Future increases to the state pension may no longer be linked to the reality of the economy as the wages of the working population flatline, experts have said.
The comments were made as the Government moved to avoid a state pension freeze on Wednesday, with a Bill to remove a legal barrier to an increase next year.
Currently, the state pension can only be increased if there has been growth in average earnings in the relevant period of the preceding year. Due to the challenging economy, average earnings are expected to show no growth.
The Bill will make technical changes, paving the way for ministers to deliver on the state pension “triple lock”, even if there is no earnings growth.
Since 2011, the triple lock has ensured the state pension is increased by the highest of earnings growth, price inflation or 2.5%.
Ian Browne, a pensions expert at Quilter, said: “Inflation is predicted to remain low, or perhaps even negative, for some time to come and average earnings growth will remain subdued given the gloomy employment environment resulting from Covid-19.
“There is a danger that guaranteeing a 2.5% boost to the state pension is perceived to be intergenerationally unfair, given it will provide a considerable boost to pensioners’ income when many others are taking a cut in their pay, working less hours or have lost their jobs altogether.

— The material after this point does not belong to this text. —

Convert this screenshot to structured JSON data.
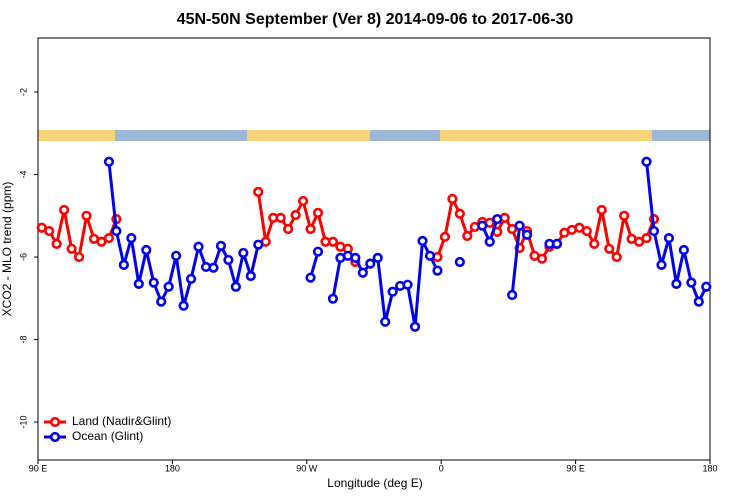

“But even more contentious is the fact that once the furlough scheme ends later this year, and if wages recover, in its current form the triple lock will provide an artificially large boost to state pension income in 2022/23 when we could be in the clasp of a deep recession and when the Government is struggling to control the deficit.

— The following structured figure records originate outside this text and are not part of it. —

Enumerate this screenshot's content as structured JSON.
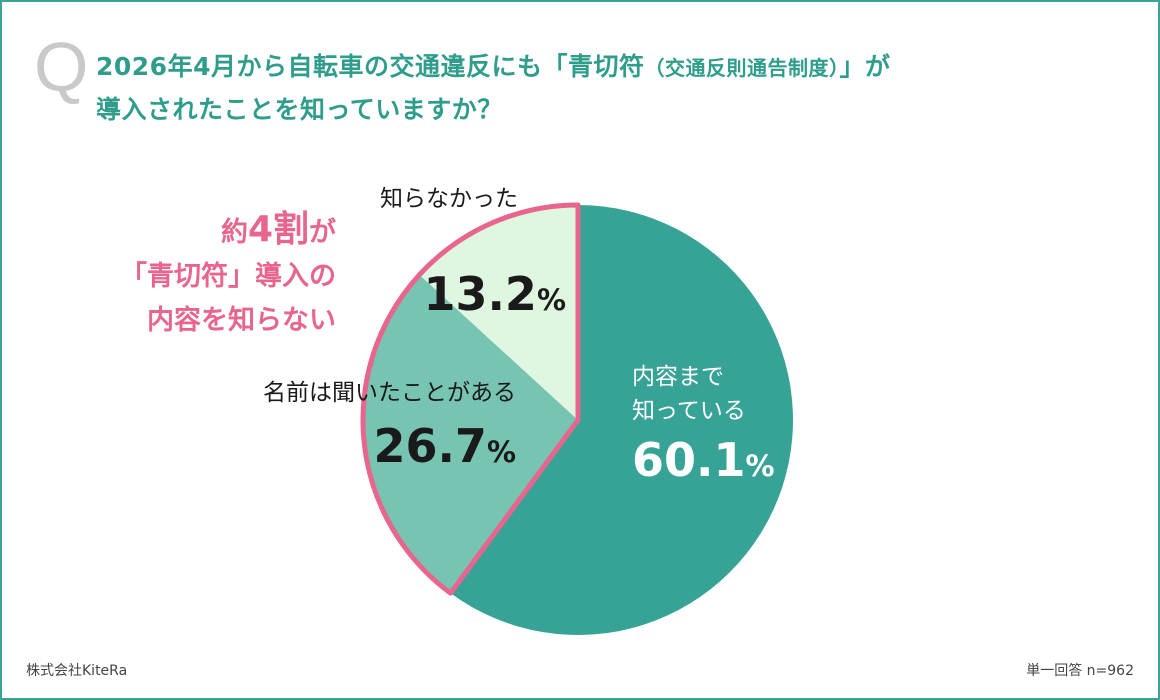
{
  "question": {
    "mark": "Q",
    "line1": "2026年4月から自転車の交通違反にも「青切符",
    "line1_small": "（交通反則通告制度）",
    "line1_end": "」が",
    "line2": "導入されたことを知っていますか？"
  },
  "callout": {
    "line1_pre": "約",
    "line1_big": "4割",
    "line1_post": "が",
    "line2": "「青切符」導入の",
    "line3": "内容を知らない"
  },
  "chart_data": {
    "type": "pie",
    "start_angle_deg": 0,
    "slices": [
      {
        "label_lines": [
          "内容まで",
          "知っている"
        ],
        "value": 60.1,
        "value_text": "60.1",
        "unit": "%",
        "color": "#37a396",
        "label_color": "#ffffff"
      },
      {
        "label_lines": [
          "名前は聞いたことがある"
        ],
        "value": 26.7,
        "value_text": "26.7",
        "unit": "%",
        "color": "#78c4b3",
        "label_color": "#1a1a1a"
      },
      {
        "label_lines": [
          "知らなかった"
        ],
        "value": 13.2,
        "value_text": "13.2",
        "unit": "%",
        "color": "#dff6e0",
        "label_color": "#1a1a1a"
      }
    ],
    "highlight_color": "#e8658d"
  },
  "footer": {
    "company": "株式会社KiteRa",
    "sample": "単一回答 n=962"
  }
}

“Once wages recover next year, average earnings growth is expected to bounce back to create a one-off spike in wage growth, estimated to be as high as 5%.
“As such, the triple lock will no longer provide a link between the real economy and increases in the state pension. The 8% boost in state pension income over two years will come at a time when real economy metrics including earnings, employment, growth and inflation are flat.”
Steven Cameron, pensions director at Aegon, said: “While removing the legal barrier to granting an increase is welcome news, it may not be the final twist in the tail of the triple lock saga as it’s still to be seen if the Government will stick rigidly to this formula year-on-year.
“Doing so could see pensioners receive a 2.5% uplift next April and a much higher increase the following April if earnings growth rebounds after falling.
“This could come as many working age people might be struggling to regain pre-Covid-19 earnings levels.
“The Government could decide to retain the spirit of the triple lock, but rather than the formula working year-on-year, it might smooth earnings fluctuations caused by furlough over two years, which would present a fairer approach across generations.”
Work and Pensions Secretary Therese Coffey said: “The Government has worked hard to protect all age groups during the pandemic, strengthening the welfare safety net, introducing furlough and income protection schemes, as well as supporting those who have lost their jobs back into work.
“It is only right, then, that we also ensure pensioners can see their incomes protected as we build back better.
“In these difficult times, I want to give pensioners peace of mind about their financial health.”